Le pêcheur n’a rien dit, le plomb ne fait pas l’or.

vendredi 26 septembre 2014

Artisan

Ses mains sont le creuset d’une vieille mémoire,
Elles ont façonné le bois comme l’ivoire
Et la matière prend ce savoir, puis se fait
Aimer dans l’inconnu de la cause à l’effet.

jeudi 25 septembre 2014

Signet

Chaussé de verres loupe à monture en laiton,
Sans hâte, il avalait un roman-feuilleton,
Sachant que le destin ferait tôt correspondre
Une part de lui-même aux Mystères de Londres.

mercredi 24 septembre 2014

Dagues

Les armes présentées, le velours cramoisi
Laissent planer autour un froid qui me transit.
Tout brille et les sillons dans l’acier noir rutilent :
Est-ce le sang gravé des serments imbéciles ?

mardi 23 septembre 2014

Du ciel et de la terre

Où se cache le feu qui rougit le feuillage
Après les pousses tendres, vertes du jeune âge ?
Est-il encor au cœur des racines, ténu ?
L’automne sans émoi va feindre l’ingénue.

lundi 22 septembre 2014

Levée

Le sol est éreinté par les engins de fer,
Les goudrons, les fumées, les pavés de l’enfer
Et pourtant, sur la croûte noire du bitume,
Un brin d’herbe surgit, d’entre les bancs de brume.

dimanche 21 septembre 2014

Géotropisme

Mille gouttes de pluie parallèlement roulent
En cortège lassé, sur le verre, puis coulent,
Abandonnant leur corps à des filets tordus
Qui finissent clapots de rigoles perdues.

samedi 20 septembre 2014

Si près

Quand, au fond de tes yeux, je vois les grands jardins,
Les saules caressés par de fiers paladins,
Je sais que nulle part ailleurs je ne peux vivre
Ou mourir, c’est pareil, l’amour seul nous délivre.

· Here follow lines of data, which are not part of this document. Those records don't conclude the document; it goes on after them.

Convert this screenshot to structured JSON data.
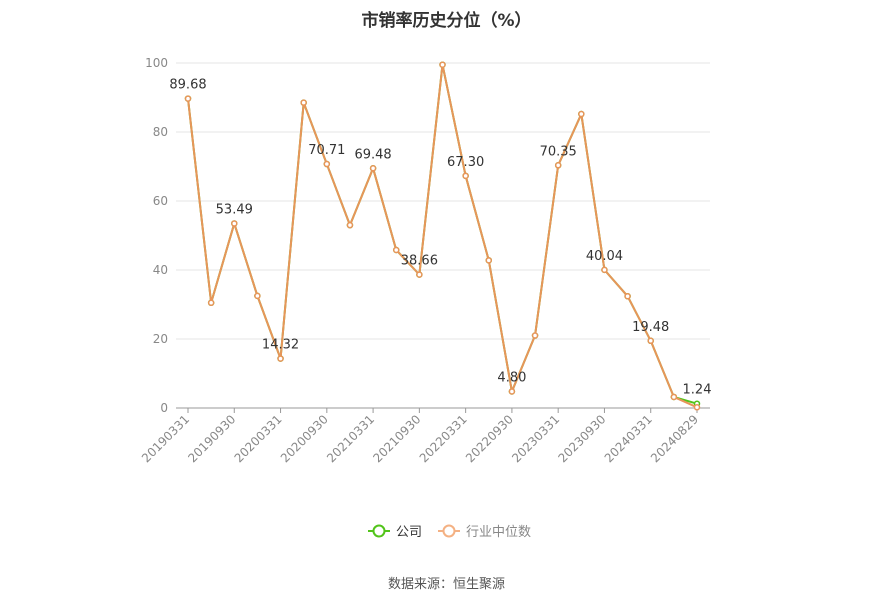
{
  "title": "市销率历史分位（%）",
  "source_text": "数据来源：恒生聚源",
  "legend": [
    {
      "label": "公司",
      "color": "#52c41a"
    },
    {
      "label": "行业中位数",
      "color": "#f4b183"
    }
  ],
  "chart_data": {
    "type": "line",
    "title": "市销率历史分位（%）",
    "xlabel": "",
    "ylabel": "",
    "ylim": [
      0,
      100
    ],
    "yticks": [
      0,
      20,
      40,
      60,
      80,
      100
    ],
    "grid": true,
    "legend_position": "bottom",
    "x": [
      "20190331",
      "20190630",
      "20190930",
      "20191231",
      "20200331",
      "20200630",
      "20200930",
      "20201231",
      "20210331",
      "20210630",
      "20210930",
      "20211231",
      "20220331",
      "20220630",
      "20220930",
      "20221231",
      "20230331",
      "20230630",
      "20230930",
      "20231231",
      "20240331",
      "20240630",
      "20240829"
    ],
    "xtick_labels": [
      "20190331",
      "20190930",
      "20200331",
      "20200930",
      "20210331",
      "20210930",
      "20220331",
      "20220930",
      "20230331",
      "20230930",
      "20240331",
      "20240829"
    ],
    "series": [
      {
        "name": "公司",
        "color": "#52c41a",
        "values": [
          89.68,
          30.5,
          53.49,
          32.5,
          14.32,
          88.5,
          70.71,
          53.0,
          69.48,
          45.8,
          38.66,
          99.5,
          67.3,
          42.8,
          4.8,
          21.0,
          70.35,
          85.2,
          40.04,
          32.4,
          19.48,
          3.2,
          1.24
        ]
      },
      {
        "name": "行业中位数",
        "color": "#e8955a",
        "values": [
          89.68,
          30.5,
          53.49,
          32.5,
          14.32,
          88.5,
          70.71,
          53.0,
          69.48,
          45.8,
          38.66,
          99.5,
          67.3,
          42.8,
          4.8,
          21.0,
          70.35,
          85.2,
          40.04,
          32.4,
          19.48,
          3.2,
          0.2
        ]
      }
    ],
    "data_labels": [
      {
        "index": 0,
        "text": "89.68"
      },
      {
        "index": 2,
        "text": "53.49"
      },
      {
        "index": 4,
        "text": "14.32"
      },
      {
        "index": 6,
        "text": "70.71"
      },
      {
        "index": 8,
        "text": "69.48"
      },
      {
        "index": 10,
        "text": "38.66"
      },
      {
        "index": 12,
        "text": "67.30"
      },
      {
        "index": 14,
        "text": "4.80"
      },
      {
        "index": 16,
        "text": "70.35"
      },
      {
        "index": 18,
        "text": "40.04"
      },
      {
        "index": 20,
        "text": "19.48"
      },
      {
        "index": 22,
        "text": "1.24"
      }
    ]
  }
}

vendredi 19 septembre 2014

Interlude

Une boîte à musique est posée sur le bar
Toi de l’autre côté, me sonde du regard.
Je l’ouvre doucement, le cours du temps s’efface :
Un couple de danseurs dans ce vide s’enlace.

jeudi 18 septembre 2014

Soulan

Harassante montée, la pente me défie,
Le goût de fer inonde la topographie.
Soudain, c’est la fraîcheur d’un lavoir qui ruisselle
Et ses fleurs et ses pierres belles m’ensorcellent.

mercredi 17 septembre 2014

Sub-néant

Dans les espaces fins du monde où je me perds,
Il est d'étranges flux qui lentement prospèrent,
Amniotiques élans de fausses vérités
Nourris de quelque source, entropique Léthé.

mardi 16 septembre 2014

Accore

Mes pieds, mes mains crispés dans le sable mouillé,
Je regarde la mer aux vagues effeuillées,
Grise de tant d’années sans cesse sur la plage,
À voix basse parlant aux rochers des naufrages.

lundi 15 septembre 2014

Jeu de mains

Les mains sont pour tenir ou pour laisser passer,
L’eau file entre les doigts des mains même enlacées.
Lasses, les mains rêvant de retenir paraissent,
Au soir, si vides sans la joie d’une caresse.

dimanche 14 septembre 2014

Trajectoires

Les feuilles malmenées par le vent de l’automne,
Une à une se font la belle et puis se donnent
À la terre gisant dont la litière dort,
Au cahier d’un enfant, pressées comme un trésor.

samedi 13 septembre 2014

Sidéral

Les tôles rivetées sur des poutrelles brunes
Ont sur leur flanc, gravées, de singulières runes,
Arcanes incrustés dans l’épaisseur du temps :
Le vaisseau des confins de l’espace m’attend.

vendredi 12 septembre 2014

Solfège

Sur le bord escarpé d’une roche de gneiss,
Une chatte vadrouille, élite chasseresse :
Un, deux, trois coups de patte et la souris se meurt
Quand sonne la sirène à deux tons du steamer.

jeudi 11 septembre 2014

Les lointains

Sur la vieille carriole, épaule contre épaule
Et nos mains réunies, sous les branches qui frôlent
Incidentes nos dos, nous fixons le chemin
Parcouru, la poussière apaisée des humains.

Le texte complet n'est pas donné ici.